Last week, Krista Siegfrids insisted that her song ‘Marry Me’ was not political, but did go on to say that she did want to make a statement about the lack of legal recognition of same-sex marriages in Finland. Organisers forbid “lyrics, speeches, gestures of a political or similar nature”.

Following the performance, in an interview with Danish TV, when asked about the lesbian kiss, Siegfrids said: “It’s just about love – now it’s 2013, and I think I can kiss anyone I want to.

When the interviewer asks how Siegfrids thinks viewers in Belaruse and Azerbaijan might react to her performance she said: “I think that everybody should have the right to do that. It’s no big deal, it’s not big deal to me. It’s a show, and it’s about love and love is beautiful in any form.”

She goes on to say that she wrote the song for her boyfriend, and that she wants to marry him, and when asked if he minded her kissing a woman on stage, she asserted: “It’s just a show – I have to get married in the show number, and there’s just girls on stage…”

When the interviewer asked her if her boyfriend would propose, she joked: “You’ll have to ask him.”

In the song’s official video, Siegfrids goes in pursuit of the man she wants to marry, with the help of some friends, and eventually, after appearing to kidnap him, he agrees to marry her at the end.

“I don’t think ‘Marry Me’ is political,” said Siegfrids. “It’s about love and tolerance. But gay marriage is not allowed in Finland and that’s wrong. I wanted to make a statement about that.”

Except for the Faroe Islands, in which more than two thirds support legalising civil marriage for gay couples, and legislation to allow it will be introduced this year, Finland is currently the only remaining Nordic country which does not legally recognise same-sex unions.

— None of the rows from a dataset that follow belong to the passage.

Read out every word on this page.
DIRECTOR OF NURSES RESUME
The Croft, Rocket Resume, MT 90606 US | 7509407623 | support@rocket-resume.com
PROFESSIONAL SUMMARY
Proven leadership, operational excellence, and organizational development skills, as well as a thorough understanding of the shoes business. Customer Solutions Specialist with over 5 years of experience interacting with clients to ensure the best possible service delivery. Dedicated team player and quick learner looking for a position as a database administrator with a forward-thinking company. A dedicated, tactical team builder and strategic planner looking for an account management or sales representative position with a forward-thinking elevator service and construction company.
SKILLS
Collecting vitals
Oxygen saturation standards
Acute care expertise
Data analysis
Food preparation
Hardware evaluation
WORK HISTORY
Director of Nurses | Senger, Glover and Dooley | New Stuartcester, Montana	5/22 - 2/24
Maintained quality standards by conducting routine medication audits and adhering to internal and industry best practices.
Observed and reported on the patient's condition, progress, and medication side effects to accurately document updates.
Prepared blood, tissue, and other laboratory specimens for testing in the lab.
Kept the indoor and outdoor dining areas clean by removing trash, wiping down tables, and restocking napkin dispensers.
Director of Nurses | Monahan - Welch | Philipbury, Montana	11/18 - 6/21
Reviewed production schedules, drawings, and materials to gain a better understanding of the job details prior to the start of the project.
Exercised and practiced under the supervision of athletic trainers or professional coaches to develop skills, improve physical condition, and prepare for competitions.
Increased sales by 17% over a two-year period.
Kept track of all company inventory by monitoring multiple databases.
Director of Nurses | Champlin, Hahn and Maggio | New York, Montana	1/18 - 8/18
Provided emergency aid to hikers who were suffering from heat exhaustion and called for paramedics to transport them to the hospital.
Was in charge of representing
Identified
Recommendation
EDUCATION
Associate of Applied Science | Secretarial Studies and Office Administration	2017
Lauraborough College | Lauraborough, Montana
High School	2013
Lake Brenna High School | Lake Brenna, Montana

Both Norway and Sweden approved gender- neutral marriage in 2009. Iceland followed in 2010, and in 2012, Denmark also joined them in legalising equal marriage.

Denmark, Finland, Iceland, Norway and Sweden will all appear in this Saturday’s Eurovision final.

Registered partnerships were created for gay couples in 2002. In 2009, the Finnish parliament voted to allow gay couples in registered partnerships to adopt the biological children of their partners.

On 1 March this year, the Finnish parliament’s Legal Affairs Committee voted narrowly to reject a bill to legalise equal marriage.

Then, two weeks later, after taking just one day to gather 50,000 signatures on a petition in order to force lawmakers to consider an equal marriage bill, pro-equal marriage pensioners delivered it to parliament.

Last week, an equal marriage themed parody of Siegfrids’ song, went viral online, and was shot in 10 countries with over 150 participants. It has been viewed almost 150,000 times, compared to 130,000 views the original has received.